José Goldemberg - As cotas nas universidades públicas

Uma das características mais perversas do subdesenvolvimento é a de copiar “modismos” que ocorrem nos países desenvolvidos sem entendê-los completamente e sem nenhum espírito crítico. Esse é o caso de um dos mais recentes deles, que é o estabelecimento de cotas para negros nas universidades públicas, que foram introduzidas em algumas universidades americanas há vários anos. Sucede que o sistema de ingresso em Universidades nos EUA é completamente diferente do critério das universidades públicas no Brasil.

Aqui, o acesso se dá através de exames vestibulares em que se respeita rigorosamente a classificação: todos têm igual oportunidade, como ocorre em qualquer concurso público ou licitação. Nos EUA não há, em geral, exames de ingresso e a escolha dos candidatos são feitas por um comitê de professores que analisa o currículo do candidato e as notas que obteve na escola primária e secundária. Os critérios de admissão não são objetivos, mas dependem da orientação que a escola adota. Em algumas delas, esportes são privilegiados e atletas promissores são preferidos. Em algumas outras, tenta-se garantir uma certa mistura entre grupos étnicos particularmente negros ou estudantes de famílias de nível de renda diferente, a fim de assegurar a presença dos mais pobres.

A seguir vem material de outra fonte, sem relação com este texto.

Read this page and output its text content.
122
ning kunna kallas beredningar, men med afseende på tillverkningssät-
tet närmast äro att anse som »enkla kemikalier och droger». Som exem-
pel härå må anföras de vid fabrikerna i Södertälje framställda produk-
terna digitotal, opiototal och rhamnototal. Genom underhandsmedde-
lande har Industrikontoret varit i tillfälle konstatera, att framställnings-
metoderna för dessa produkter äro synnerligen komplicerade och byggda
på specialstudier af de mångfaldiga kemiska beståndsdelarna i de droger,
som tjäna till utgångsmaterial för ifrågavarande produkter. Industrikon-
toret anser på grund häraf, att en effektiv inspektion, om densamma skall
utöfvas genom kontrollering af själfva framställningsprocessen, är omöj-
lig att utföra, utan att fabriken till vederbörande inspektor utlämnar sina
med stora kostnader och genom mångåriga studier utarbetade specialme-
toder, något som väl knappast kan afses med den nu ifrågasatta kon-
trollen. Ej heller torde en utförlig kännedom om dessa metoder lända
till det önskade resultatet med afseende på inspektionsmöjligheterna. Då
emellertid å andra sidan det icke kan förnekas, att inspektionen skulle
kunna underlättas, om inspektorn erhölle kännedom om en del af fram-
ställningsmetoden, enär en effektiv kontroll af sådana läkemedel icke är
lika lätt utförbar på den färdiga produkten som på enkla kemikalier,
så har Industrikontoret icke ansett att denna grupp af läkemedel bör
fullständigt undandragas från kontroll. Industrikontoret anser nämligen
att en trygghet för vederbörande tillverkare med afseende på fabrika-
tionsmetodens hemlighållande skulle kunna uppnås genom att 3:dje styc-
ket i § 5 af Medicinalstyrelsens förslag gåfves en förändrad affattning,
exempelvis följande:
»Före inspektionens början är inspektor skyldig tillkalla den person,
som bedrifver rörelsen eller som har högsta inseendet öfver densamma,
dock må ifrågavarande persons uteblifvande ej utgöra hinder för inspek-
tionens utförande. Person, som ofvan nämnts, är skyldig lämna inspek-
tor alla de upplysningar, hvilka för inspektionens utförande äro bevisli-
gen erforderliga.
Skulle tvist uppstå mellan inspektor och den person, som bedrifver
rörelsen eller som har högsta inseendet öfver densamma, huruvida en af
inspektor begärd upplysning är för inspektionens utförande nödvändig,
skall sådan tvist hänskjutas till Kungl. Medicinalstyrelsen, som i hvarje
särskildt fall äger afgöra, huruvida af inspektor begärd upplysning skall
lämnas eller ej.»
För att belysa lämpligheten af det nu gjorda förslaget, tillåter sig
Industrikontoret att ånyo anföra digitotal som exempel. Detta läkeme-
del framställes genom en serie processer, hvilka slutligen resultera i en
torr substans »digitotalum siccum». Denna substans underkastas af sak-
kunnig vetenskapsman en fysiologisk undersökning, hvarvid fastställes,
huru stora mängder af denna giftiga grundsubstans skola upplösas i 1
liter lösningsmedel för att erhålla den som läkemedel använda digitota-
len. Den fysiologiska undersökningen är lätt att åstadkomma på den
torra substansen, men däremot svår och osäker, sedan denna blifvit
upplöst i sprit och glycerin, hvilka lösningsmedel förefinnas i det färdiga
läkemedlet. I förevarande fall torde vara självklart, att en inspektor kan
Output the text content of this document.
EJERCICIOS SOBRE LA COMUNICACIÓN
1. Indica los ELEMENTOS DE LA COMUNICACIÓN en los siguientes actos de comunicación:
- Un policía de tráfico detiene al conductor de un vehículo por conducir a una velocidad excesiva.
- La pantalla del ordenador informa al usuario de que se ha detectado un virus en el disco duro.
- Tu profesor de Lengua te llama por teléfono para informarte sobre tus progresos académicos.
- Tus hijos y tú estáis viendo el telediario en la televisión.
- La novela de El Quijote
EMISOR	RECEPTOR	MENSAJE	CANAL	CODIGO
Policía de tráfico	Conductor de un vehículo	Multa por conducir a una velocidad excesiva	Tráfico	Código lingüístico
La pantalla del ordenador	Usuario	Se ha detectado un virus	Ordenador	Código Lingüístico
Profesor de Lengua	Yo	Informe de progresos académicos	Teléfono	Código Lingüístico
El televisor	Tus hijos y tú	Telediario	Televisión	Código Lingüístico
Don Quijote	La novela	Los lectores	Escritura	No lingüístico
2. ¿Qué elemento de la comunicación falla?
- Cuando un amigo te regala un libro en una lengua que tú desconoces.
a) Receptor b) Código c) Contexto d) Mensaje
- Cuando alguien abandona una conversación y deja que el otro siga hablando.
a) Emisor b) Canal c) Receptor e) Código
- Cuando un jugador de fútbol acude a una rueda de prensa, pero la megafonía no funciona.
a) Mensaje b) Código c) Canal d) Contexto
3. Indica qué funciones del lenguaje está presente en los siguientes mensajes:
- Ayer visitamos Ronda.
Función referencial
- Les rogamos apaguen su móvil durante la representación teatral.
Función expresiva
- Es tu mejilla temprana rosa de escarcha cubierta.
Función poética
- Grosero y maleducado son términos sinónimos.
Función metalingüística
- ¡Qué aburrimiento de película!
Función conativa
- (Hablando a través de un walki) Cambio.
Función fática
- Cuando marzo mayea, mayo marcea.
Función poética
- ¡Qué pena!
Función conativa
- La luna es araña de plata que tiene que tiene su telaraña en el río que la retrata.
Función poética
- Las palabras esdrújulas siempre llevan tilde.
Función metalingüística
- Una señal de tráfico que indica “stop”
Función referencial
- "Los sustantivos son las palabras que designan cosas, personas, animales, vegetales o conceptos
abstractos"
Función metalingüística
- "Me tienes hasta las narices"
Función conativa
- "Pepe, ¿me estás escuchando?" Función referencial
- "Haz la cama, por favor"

Isso é feito há décadas e gerou aos poucos a idéia de que existem ¨cotas¨ nessas Universidades. Algumas vezes, estudantes brancos brilhantes, que foram preteridos para dar lugar a negros, entraram com ações judiciais contra a universidade e o assunto foi até a Corte Suprema, que não avaliou o sistema de cotas, mas permitiu que as universidades fixassem seus próprios critérios para a escolha de estudantes. O que ocorre no Brasil é inteiramente diferente, e tenta-se forçar pela lei a abertura de cotas que garantam 20% de negros nas universidades. A primeira delas a fazê-lo foi a Universidade do Estado do RJ, mas a abertura tende a se estender por todo o país, com o apoio de reitores desavisados ou até de ministros da Educação e certos políticos sensíveis ao apelo demagógico da medida. Tudo isso é feito em nome da justiça social e para remediar a discriminação que sofreram no passado os negros.

Sucede que esse é o remédio errado para o problema maior a pobreza -, que atinge amplos setores da sociedade brasileira e em especial os negros: são eles que têm piores oportunidades de obter uma educação básica que lhes permita competir em igualdade de condições com os outros candidatos no vestibular. O problema, portanto, não é só que os negros sejam discriminados. O problema também é que são os pobres, e ambas as coisas precisam ser resolvidas juntas. Com as cotas no sistema educacional, especialmente de forma a assegurar aos pobres e negros condições de permanência e sucesso na escola (uma vez que o acesso está praticamente garantido), a reprovação e o abandono constituirão o verdadeiro gargalo para o ingresso na universidade, pois o percentual dos que logram concluir o ensino médio continuará a ser muito inferior ao dos brancos e orientais.

É possível e desejável criar ações afirmativas para remediar os problemas (pelo menos para os poucos que terminam o ensino médio), como cursos pré-vestibulares que elevem o nível dos candidatos mais pobres, incluindo os negros. Adotar cotas, pura e simplesmente, além da evidente dificuldade de distinguir brancos e negros num país com ampla miscigenação como o Brasil, é uma medida certeira para degradar o nível das universidades públicas e que não vai resolver séculos de discriminação econômica e racial.

Além do mais, estabelecer cotas pela legislação é perigoso e ilegal, pois contraria frontalmente a autonomia universitária, assegurada pela Constituição e pela LDB e que constitui uma garantia fundamental para a liberdade de ensino. Num país democrático, boas intenções não podem servir de pretexto para o desrespeito à lei. Mais ainda, se embarcarmos no caminho das cotas, por que não assegurá-las a outros grupos étnicos, sociais ou até religiosos? Copiar o presente modismo americano trará prejuízos irreversíveis às nossas melhores universidades e benefícios mínimos para corrigir iniqüidades sociais que devem ser combatidas nas suas origens, e não nos seus efeitos.

José Goldemberg é professor do Instituto de Eletrotécnica e Energia da Universidade de São Paulo (USP)
Publicado originalmente no Jornal Diário da Tarde - primeiro caderno, página 12, Opinião, de 10 de outubro de 2006.